Tout comme d'autres prévenus, S. J. affirme ne pas avoir assisté au rituel des petits poissons. Les bleus doivent avaler un petit poisson avant de le régurgiter à l'aide d'huile de poisson. Les médecins légistes ont établi que la victime avait succombé à un oedème cérébral aigu provoqué par une concentration trop élevée de sodium dans le sang.

S. J. confirme également que des discussions ont eu lieu lorsqu'il a été constaté que l'état de santé de Sanda Dia empirait. "On a discuté avec des gens qui voulaient d'abord tenter autre chose avant l'hôpital. Ils voulaient lui donner des vêtements plus chauds et le mettre dans la voiture avec du chauffage. J'étais plutôt d'avis de partir immédiatement pour l'hôpital."

Des discussions sur l'urgence à amener la victime à l'hôpital

Le soir du 5 décembre 2018, les différentes personnes encadrant l'épreuve de baptême fatale à l'étudiant de la KU Leuven Sanda Dia, ont discuté de l'opportunité d'emmener la victime à l'hôpital. Les déclarations des prévenus devant le tribunal correctionnel de Hasselt divergent quelque peu. Vendredi dernier, M. P., étudiant en médecine au moment des faits, avait indiqué qu'il avait clairement fait savoir aux autres membres du cercle estudiantin Reuzegom que Sanda Dia devait être emmené à l'hôpital, après une épreuve qui avait mal tourné. Qui M. P. a-t-il dû convaincre dans cette histoire?

Lundi après-midi, il a été demandé à M. G. s'il s'était opposé au transfert à l'hôpital de la victime, comme le laissait entendre un autre prévenu. M. G. a répliqué qu'il avait loupé la plupart de la discussion car il était assis dans la voiture dans laquelle Sanda Dia avait été placé pour être réchauffé. Il n'aurait pas été en mesure d'exprimer son point de vue.

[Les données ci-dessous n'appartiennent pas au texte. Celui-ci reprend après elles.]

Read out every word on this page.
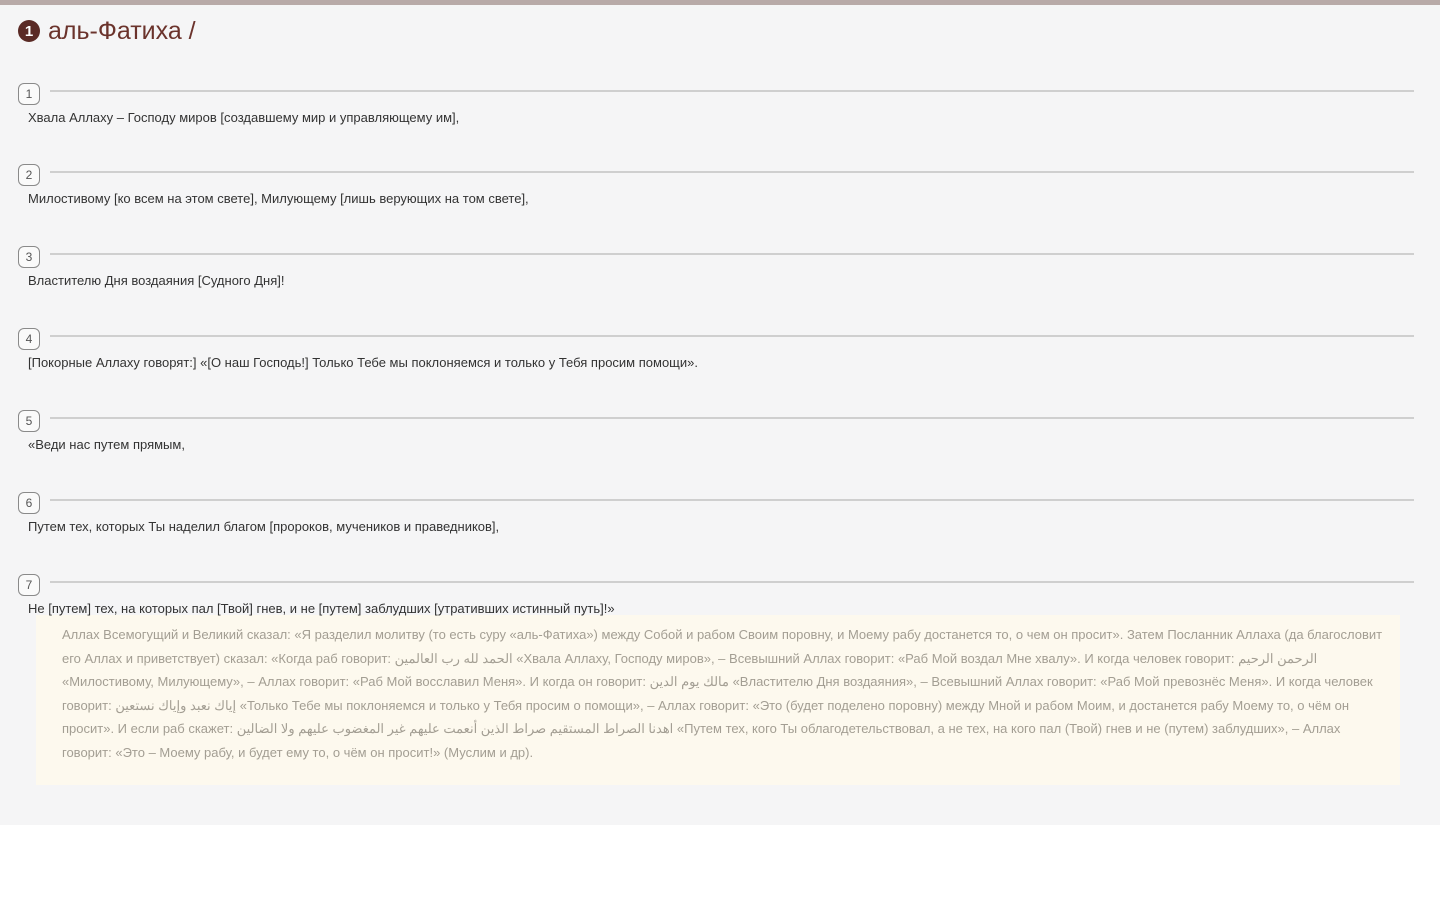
1 аль-Фатиха /
1
Хвала Аллаху – Господу миров [создавшему мир и управляющему им],
2
Милостивому [ко всем на этом свете], Милующему [лишь верующих на том свете],
3
Властителю Дня воздаяния [Судного Дня]!
4
[Покорные Аллаху говорят:] «[О наш Господь!] Только Тебе мы поклоняемся и только у Тебя просим помощи».
5
«Веди нас путем прямым,
6
Путем тех, которых Ты наделил благом [пророков, мучеников и праведников],
7
Не [путем] тех, на которых пал [Твой] гнев, и не [путем] заблудших [утративших истинный путь]!»
Аллах Всемогущий и Великий сказал: «Я разделил молитву (то есть суру «аль-Фатиха») между Собой и рабом Своим поровну, и Моему рабу достанется то, о чем он просит». Затем Посланник Аллаха (да благословит его Аллах и приветствует) сказал: «Когда раб говорит: الحمد لله رب العالمين «Хвала Аллаху, Господу миров», – Всевышний Аллах говорит: «Раб Мой воздал Мне хвалу». И когда человек говорит: الرحمن الرحيم «Милостивому, Милующему», – Аллах говорит: «Раб Мой восславил Меня». И когда он говорит: مالك يوم الدين «Властителю Дня воздаяния», – Всевышний Аллах говорит: «Раб Мой превознёс Меня». И когда человек говорит: إياك نعبد وإياك نستعين «Только Тебе мы поклоняемся и только у Тебя просим о помощи», – Аллах говорит: «Это (будет поделено поровну) между Мной и рабом Моим, и достанется рабу Моему то, о чём он просит». И если раб скажет: اهدنا الصراط المستقيم صراط الذين أنعمت عليهم غير المغضوب عليهم ولا الضالين «Путем тех, кого Ты облагодетельствовал, а не тех, на кого пал (Твой) гнев и не (путем) заблудших», – Аллах говорит: «Это – Моему рабу, и будет ему то, о чём он просит!» (Муслим и др).
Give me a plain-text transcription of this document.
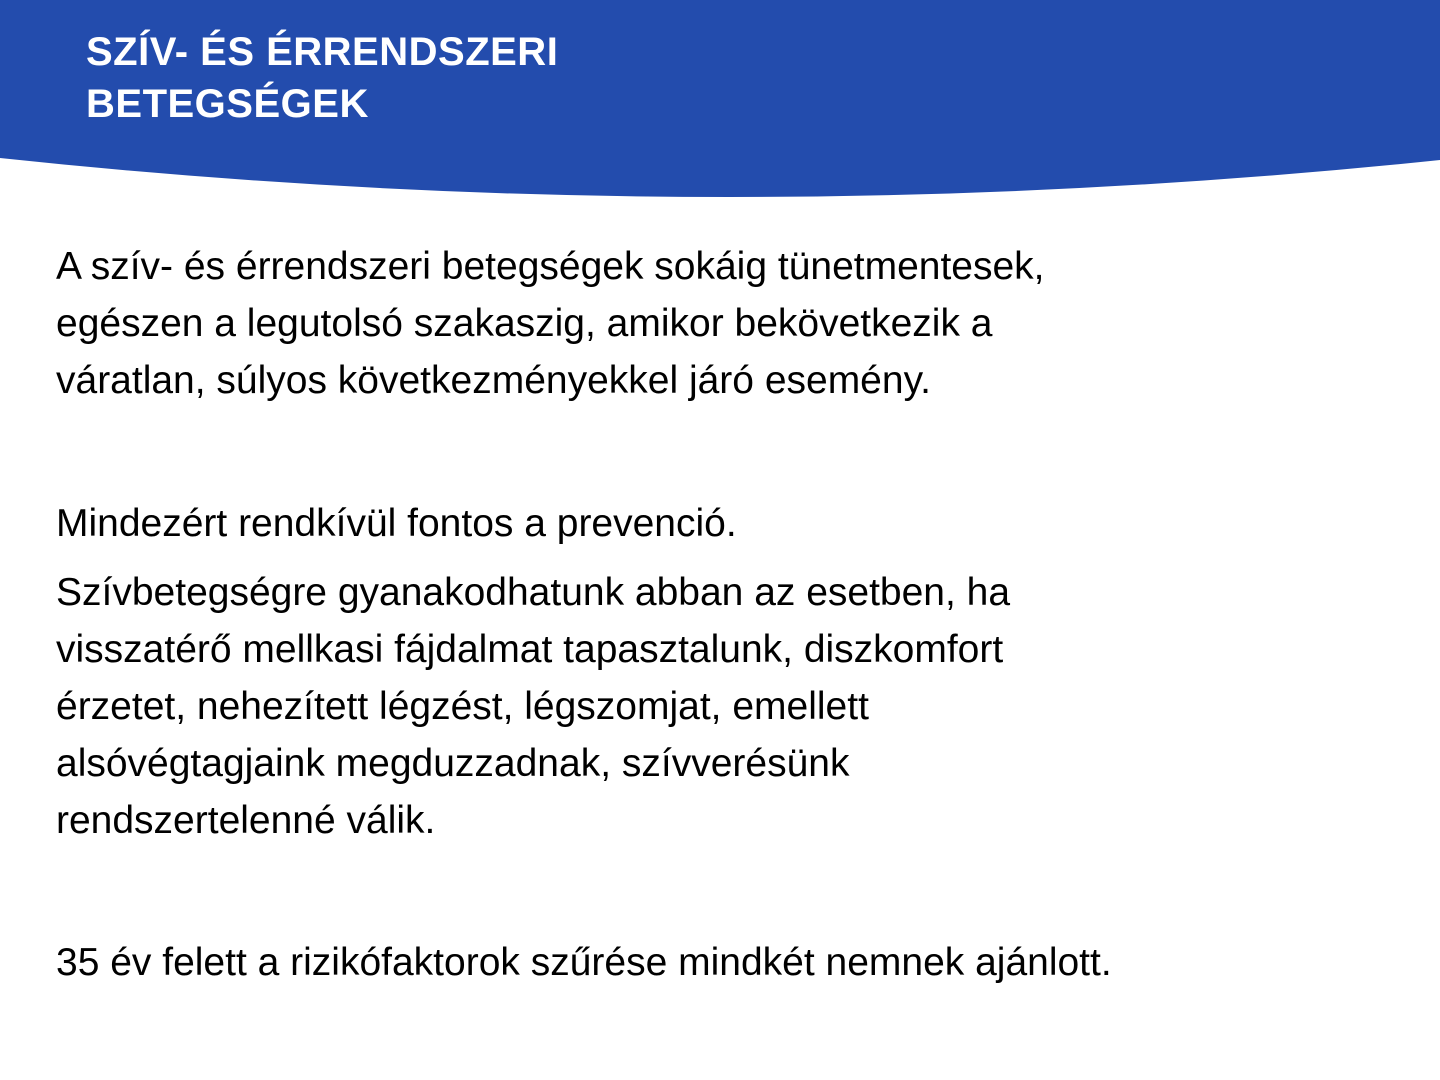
SZÍV- ÉS ÉRRENDSZERI
BETEGSÉGEK

A szív- és érrendszeri betegségek sokáig tünetmentesek,
egészen a legutolsó szakaszig, amikor bekövetkezik a
váratlan, súlyos következményekkel járó esemény.

Mindezért rendkívül fontos a prevenció.

Szívbetegségre gyanakodhatunk abban az esetben, ha
visszatérő mellkasi fájdalmat tapasztalunk, diszkomfort
érzetet, nehezített légzést, légszomjat, emellett
alsóvégtagjaink megduzzadnak, szívverésünk
rendszertelenné válik.

35 év felett a rizikófaktorok szűrése mindkét nemnek ajánlott.
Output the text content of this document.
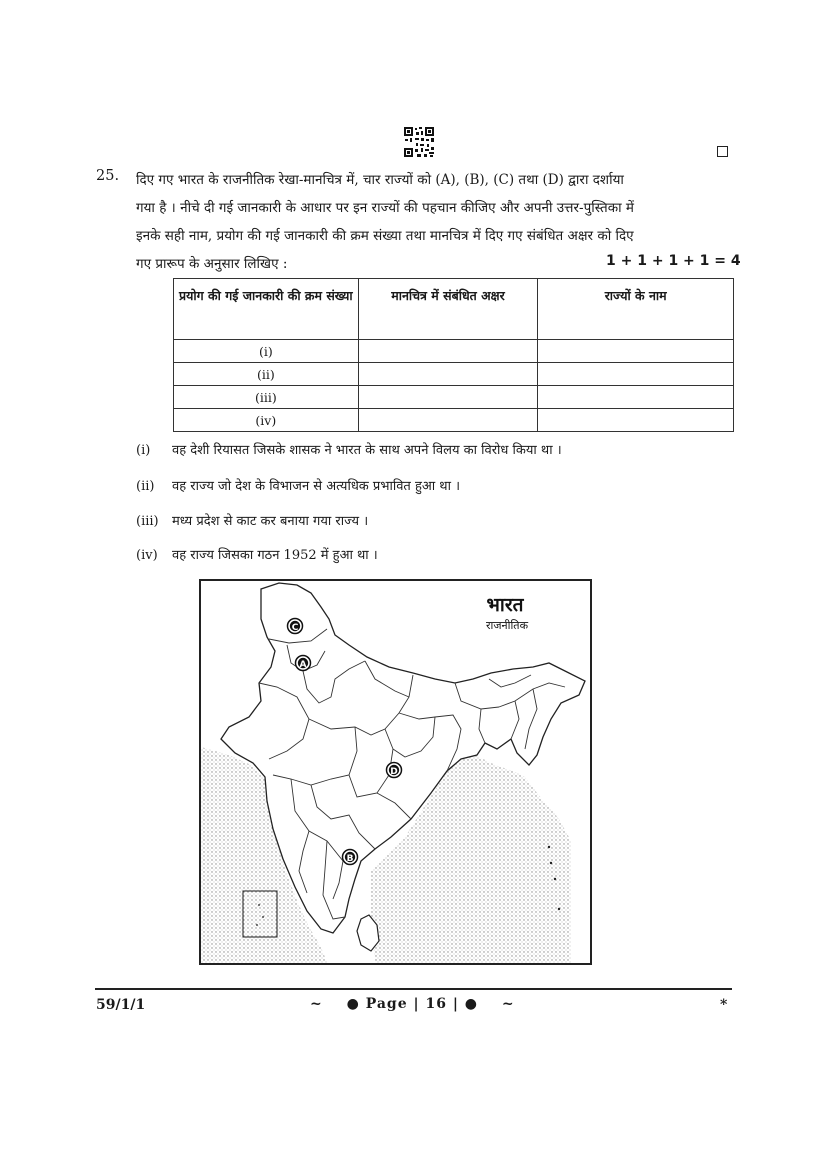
25. दिए गए भारत के राजनीतिक रेखा-मानचित्र में, चार राज्यों को (A), (B), (C) तथा (D) द्वारा दर्शाया
गया है । नीचे दी गई जानकारी के आधार पर इन राज्यों की पहचान कीजिए और अपनी उत्तर-पुस्तिका में
इनके सही नाम, प्रयोग की गई जानकारी की क्रम संख्या तथा मानचित्र में दिए गए संबंधित अक्षर को दिए
गए प्रारूप के अनुसार लिखिए :	1 + 1 + 1 + 1 = 4
प्रयोग की गई जानकारी की क्रम संख्या	मानचित्र में संबंधित अक्षर	राज्यों के नाम
(i)		
(ii)		
(iii)		
(iv)		
(i) वह देशी रियासत जिसके शासक ने भारत के साथ अपने विलय का विरोध किया था ।
(ii) वह राज्य जो देश के विभाजन से अत्यधिक प्रभावित हुआ था ।
(iii) मध्य प्रदेश से काट कर बनाया गया राज्य ।
(iv) वह राज्य जिसका गठन 1952 में हुआ था ।
भारत
राजनीतिक
C
A
D
B
59/1/1	~ ● Page | 16 | ● ~	*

D'autres prévenus ont concédé qu'ils ne s'étaient pas rendu compte de la gravité de la situation à l'époque. Il était déjà arrivé qu'un bleu se retrouve inconscient lors d'une épreuve par le passé et la personne en question était revenue à elle lorsqu'elle avait été mise près du feu de camp. Plusieurs membres du cercle Reuzegom pensaient donc à une hypothermie pour Sanda Dia.

L'avocat de la famille de Sanda Dia a par ailleurs demandé sans détour à M. G. s'il était raciste. "Non", a-t-il répondu. Une vidéo raciste avait été retrouvée sur le téléphone du prévenu. "Cela ne fait pas de moi un raciste", a-t-il répliqué.

Le dernier prévenu entendu dans cette affaire, P. W., était d'avis qu'il fallait emmener Sanda Dia rapidement en milieu hospitalier. Mais lui aussi aurait raté une bonne partie de la discussion. "Quand je suis revenu, ils étaient déjà occupés avec des vêtements chauds. J'ai demandé ce qu'il y avait. Ils pensaient que c'était un refroidissement et que cela allait s'arranger. J'ai dit qu'il devait aller à l'hôpital. Mais cette solution a été mise en doute."

P. V. a précisé que les trois bleus qui prenaient part à l'épreuve à Vorselaar, dont Sanda Dia, étaient encore en assez bonne forme avant de devoir entrer dans le puits. "Les bleus étaient en train de plaisanter entre eux", affirme-t-il.

Après la cérémonie des poissons, les trois recrues ont dû se remettre dans le puits qu'ils avaient creusé. Sanda Dia est tombé deux fois à ce moment-là. "Il a rejoint les deux autres dans le puits et nous avons dit qu'ils devaient tenir encore. Ils ont demandé combien de temps cela allait encore durer."

Les deux autres bleus qui ont participé à la même épreuve de baptême que la victime devaient encore être entendus lundi avant que ne se prononce le ministère public.

Le procureur général a demandé des peines de prison allant de 18 à 60 mois pour les membres de Reuzegom.